The service was able to demonstrate care and support was delivered to people in a person-centred way. Care plans contained appropriate language, had a person-centred focus and included information about a person’s past histories and needs.

People were aware of how the service now dealt with complaints. A revised protocol included in the updated statement of purpose outlined how complaints would be handled, by whom and within specified timescales. The revised statement of purpose had been distributed to everybody receiving a service. Complaints were often resolved by meeting with people, their relatives and staff on a face to face basis, with discussion and agreement about how and what the service could do better for the individual and to resolve the complaint.

At this inspection we found the new registered manager had made progress with regards to improving audits of the service, quality assurance and the development of staff practice. There were more robust quality assurance systems in place and the registered manager was able to evidence how new practices that had been introduced met the regulations. The quality assurance records we saw demonstrated how the registered manager maintained oversight of the service and we saw examples of processes they planned to implement to further improve the service.

The overall rating for this service is ‘requires improvement’ and the service is no longer in ‘special measures’. We will check that the improvements found on this inspection are maintained and sustained by the provider, including for any new packages of care commissioned in the future. We will check that people are in receipt of a quality service and continue to be cared for and supported by staff for the whole of the commissioned time on our next inspection.

Inspection areas

Safe

Requires improvement

Updated 15 September 2018

The service was not always safe

Care plans were more detailed and risk assessments were in place, with actions staff should take to reduce risks. Care workers were provided with the information they needed to keep people safe.

People felt safe with their regular carers although expressed concerns about the continuity of care at times.

The service had devised measures to assist staff to manage medicines more safely, although these had not been fully rolled out. A deputy manager was the nominated medicines champion.

Effective

Good

Updated 15 September 2018

The service was effective

The supervision and appraisal of staff performance had improved. Actions had been taken where necessary, including observations of practice and retraining of staff.

The service was undertaking mental capacity assessments and acted in people’s best interests with the involvement of others when necessary.

Links were being established with other organisations so that people received effective care, support and treatment.

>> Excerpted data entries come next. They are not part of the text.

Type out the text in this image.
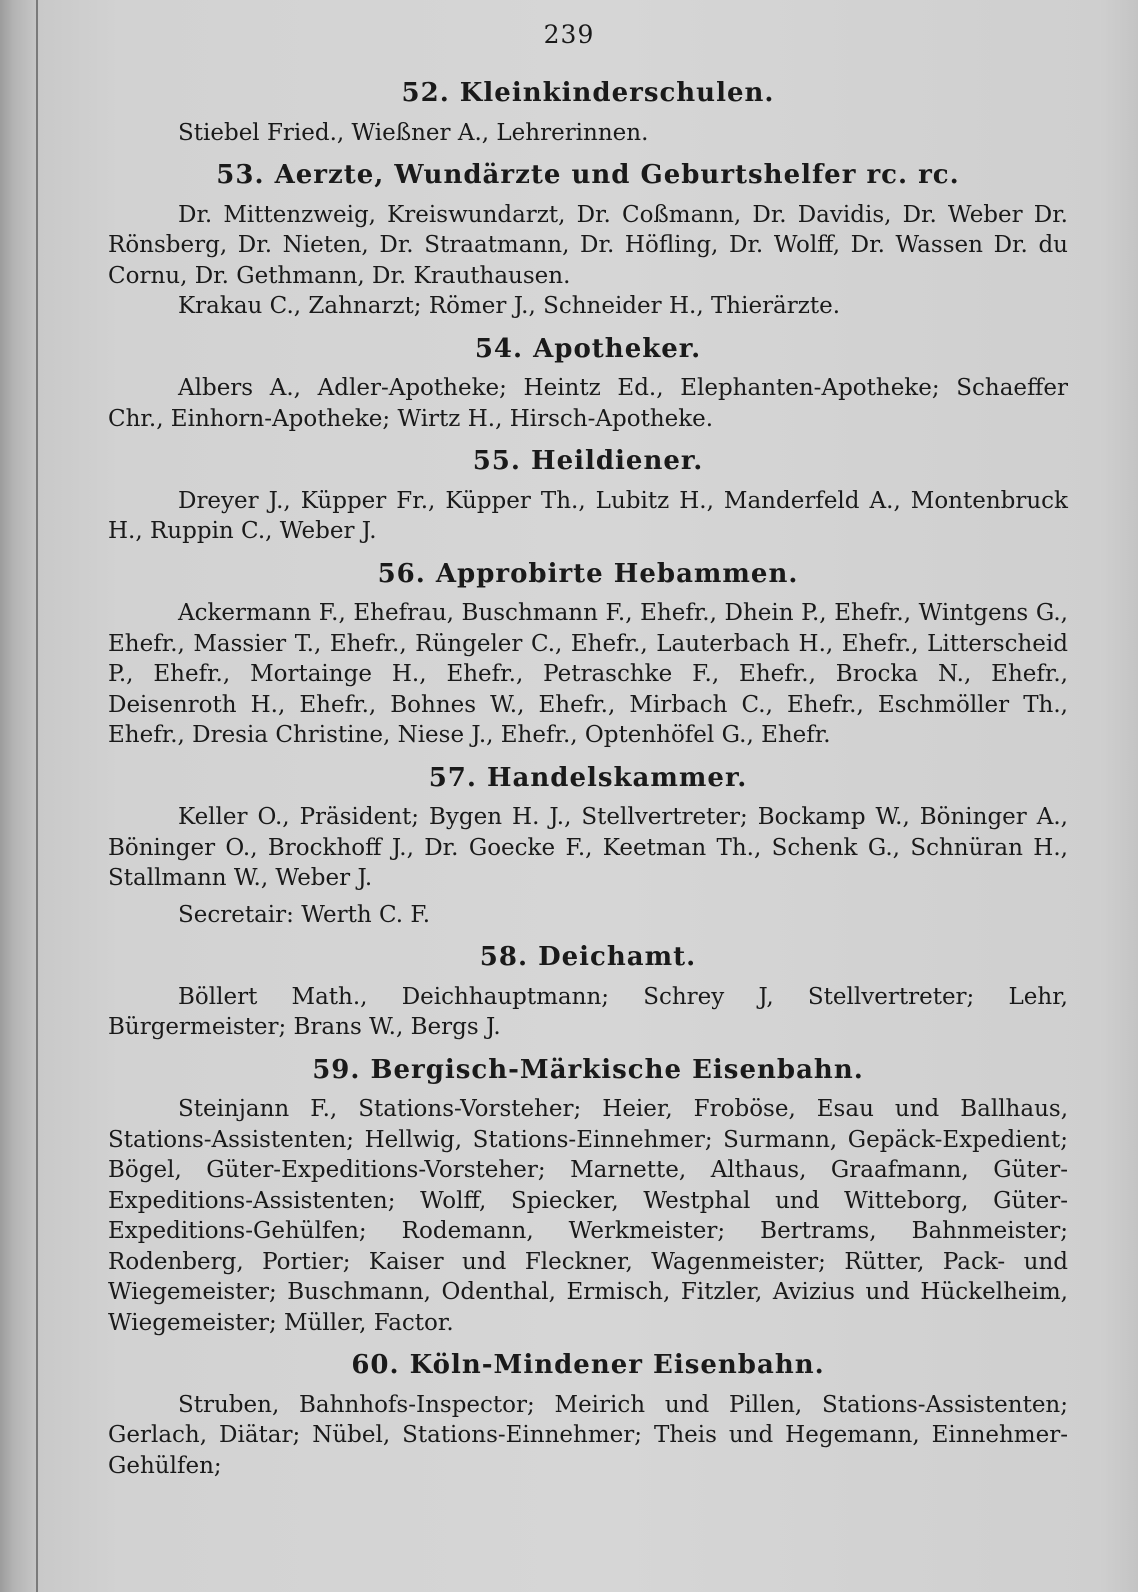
239
52. Kleinkinderschulen.

Stiebel Fried., Wießner A., Lehrerinnen.

53. Aerzte, Wundärzte und Geburtshelfer rc. rc.

Dr. Mittenzweig, Kreiswundarzt, Dr. Coßmann, Dr. Davidis, Dr. Weber Dr. Rönsberg, Dr. Nieten, Dr. Straatmann, Dr. Höfling, Dr. Wolff, Dr. Wassen Dr. du Cornu, Dr. Gethmann, Dr. Krauthausen.

Krakau C., Zahnarzt; Römer J., Schneider H., Thierärzte.

54. Apotheker.

Albers A., Adler-Apotheke; Heintz Ed., Elephanten-Apotheke; Schaeffer Chr., Einhorn-Apotheke; Wirtz H., Hirsch-Apotheke.

55. Heildiener.

Dreyer J., Küpper Fr., Küpper Th., Lubitz H., Manderfeld A., Montenbruck H., Ruppin C., Weber J.

56. Approbirte Hebammen.

Ackermann F., Ehefrau, Buschmann F., Ehefr., Dhein P., Ehefr., Wintgens G., Ehefr., Massier T., Ehefr., Rüngeler C., Ehefr., Lauterbach H., Ehefr., Litterscheid P., Ehefr., Mortainge H., Ehefr., Petraschke F., Ehefr., Brocka N., Ehefr., Deisenroth H., Ehefr., Bohnes W., Ehefr., Mirbach C., Ehefr., Eschmöller Th., Ehefr., Dresia Christine, Niese J., Ehefr., Optenhöfel G., Ehefr.

57. Handelskammer.

Keller O., Präsident; Bygen H. J., Stellvertreter; Bockamp W., Böninger A., Böninger O., Brockhoff J., Dr. Goecke F., Keetman Th., Schenk G., Schnüran H., Stallmann W., Weber J.

Secretair: Werth C. F.

58. Deichamt.

Böllert Math., Deichhauptmann; Schrey J, Stellvertreter; Lehr, Bürgermeister; Brans W., Bergs J.

59. Bergisch-Märkische Eisenbahn.

Steinjann F., Stations-Vorsteher; Heier, Froböse, Esau und Ballhaus, Stations-Assistenten; Hellwig, Stations-Einnehmer; Surmann, Gepäck-Expedient; Bögel, Güter-Expeditions-Vorsteher; Marnette, Althaus, Graafmann, Güter-Expeditions-Assistenten; Wolff, Spiecker, Westphal und Witteborg, Güter-Expeditions-Gehülfen; Rodemann, Werkmeister; Bertrams, Bahnmeister; Rodenberg, Portier; Kaiser und Fleckner, Wagenmeister; Rütter, Pack- und Wiegemeister; Buschmann, Odenthal, Ermisch, Fitzler, Avizius und Hückelheim, Wiegemeister; Müller, Factor.

60. Köln-Mindener Eisenbahn.

Struben, Bahnhofs-Inspector; Meirich und Pillen, Stations-Assistenten; Gerlach, Diätar; Nübel, Stations-Einnehmer; Theis und Hegemann, Einnehmer-Gehülfen;
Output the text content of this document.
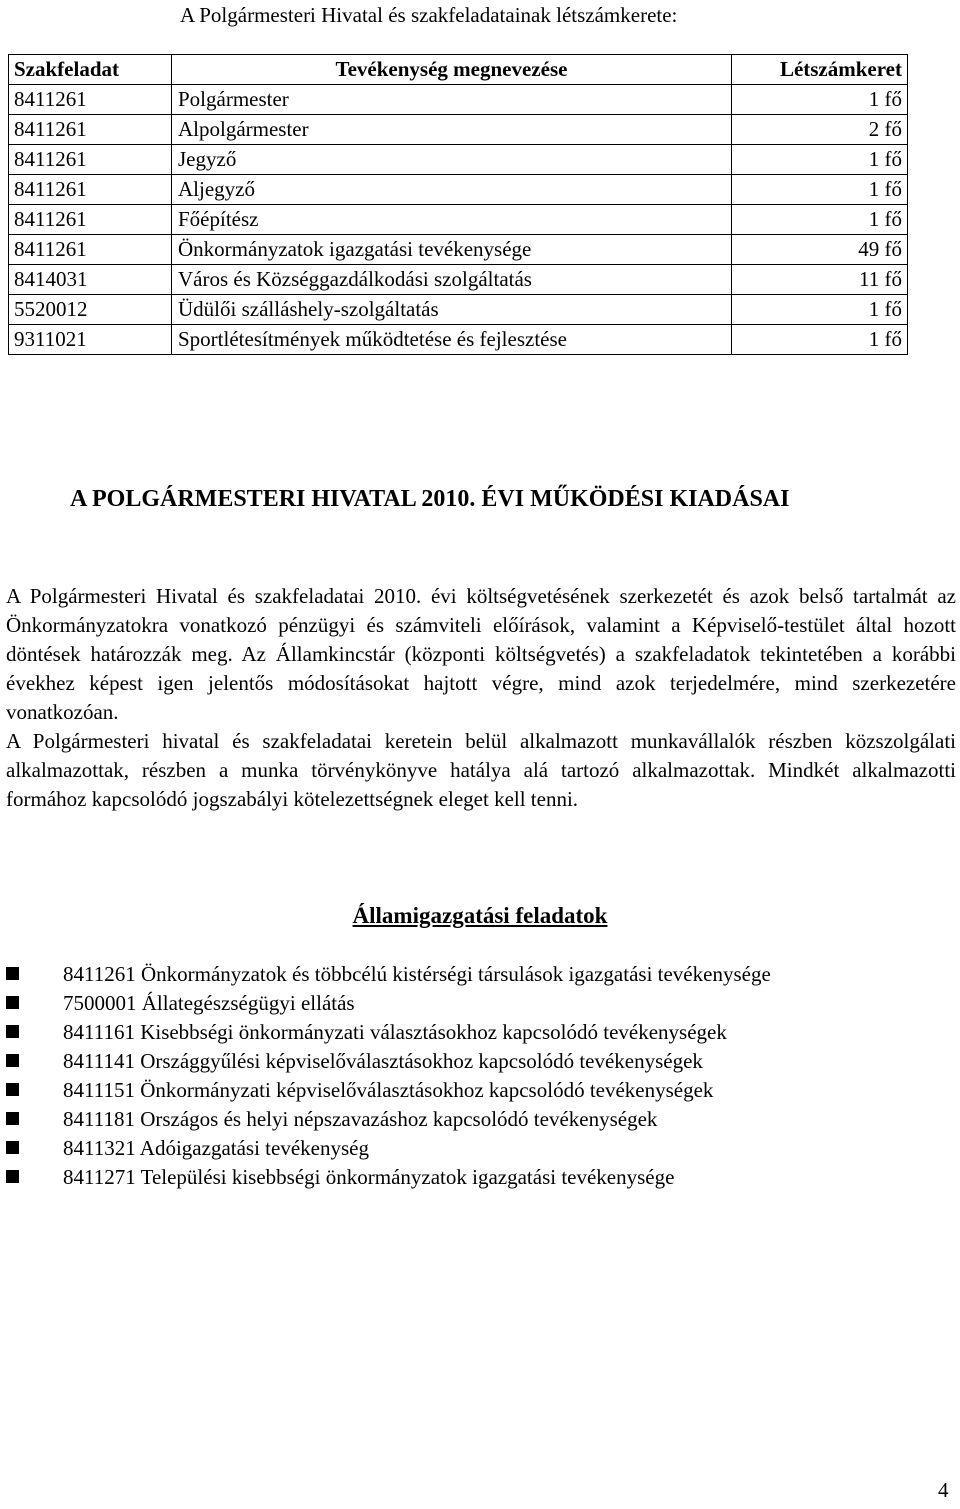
A Polgármesteri Hivatal és szakfeladatainak létszámkerete:
Szakfeladat	Tevékenység megnevezése	Létszámkeret
8411261	Polgármester	1 fő
8411261	Alpolgármester	2 fő
8411261	Jegyző	1 fő
8411261	Aljegyző	1 fő
8411261	Főépítész	1 fő
8411261	Önkormányzatok igazgatási tevékenysége	49 fő
8414031	Város és Községgazdálkodási szolgáltatás	11 fő
5520012	Üdülői szálláshely-szolgáltatás	1 fő
9311021	Sportlétesítmények működtetése és fejlesztése	1 fő
A POLGÁRMESTERI HIVATAL 2010. ÉVI MŰKÖDÉSI KIADÁSAI

A Polgármesteri Hivatal és szakfeladatai 2010. évi költségvetésének szerkezetét és azok belső tartalmát az Önkormányzatokra vonatkozó pénzügyi és számviteli előírások, valamint a Képviselő-testület által hozott döntések határozzák meg. Az Államkincstár (központi költségvetés) a szakfeladatok tekintetében a korábbi évekhez képest igen jelentős módosításokat hajtott végre, mind azok terjedelmére, mind szerkezetére vonatkozóan.

A Polgármesteri hivatal és szakfeladatai keretein belül alkalmazott munkavállalók részben közszolgálati alkalmazottak, részben a munka törvénykönyve hatálya alá tartozó alkalmazottak. Mindkét alkalmazotti formához kapcsolódó jogszabályi kötelezettségnek eleget kell tenni.

Államigazgatási feladatok
8411261 Önkormányzatok és többcélú kistérségi társulások igazgatási tevékenysége
7500001 Állategészségügyi ellátás
8411161 Kisebbségi önkormányzati választásokhoz kapcsolódó tevékenységek
8411141 Országgyűlési képviselőválasztásokhoz kapcsolódó tevékenységek
8411151 Önkormányzati képviselőválasztásokhoz kapcsolódó tevékenységek
8411181 Országos és helyi népszavazáshoz kapcsolódó tevékenységek
8411321 Adóigazgatási tevékenység
8411271 Települési kisebbségi önkormányzatok igazgatási tevékenysége
4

People experienced positive outcomes due to action taken by the service.

Caring

Requires improvement

Updated 15 September 2018

The service was not always caring

People were positive about regular care staff however were less positive about other staff.

The service recognised and acknowledged people’s diverse needs and also the diversity of the staff providing the care.

People were able to be independent, whilst receiving care and support and staff encouraged people to retain their independence.

Responsive

Good

Updated 15 September 2018

The service was responsive

Care plans contained appropriate language, had a person centred focus and included information about a person’s past histories and needs.

There was a new care plan review process in place.

There was a revised protocol about how complaints would be handled, by whom and within specified timescales. People had been made aware of this with a copy of an updated statement of purpose.

Well-led

Requires improvement

Updated 15 September 2018

The service was not always well led

The new registered manager had made improvements to the organisation and the culture of the service.

Audits and quality assurance systems were now in place, however not all improvements or new ways of working were fully embedded into staff practice.

The service engaged with people and was exploring ways of developing customer involvement, for example, during recruitment, training days or in workshop sessions.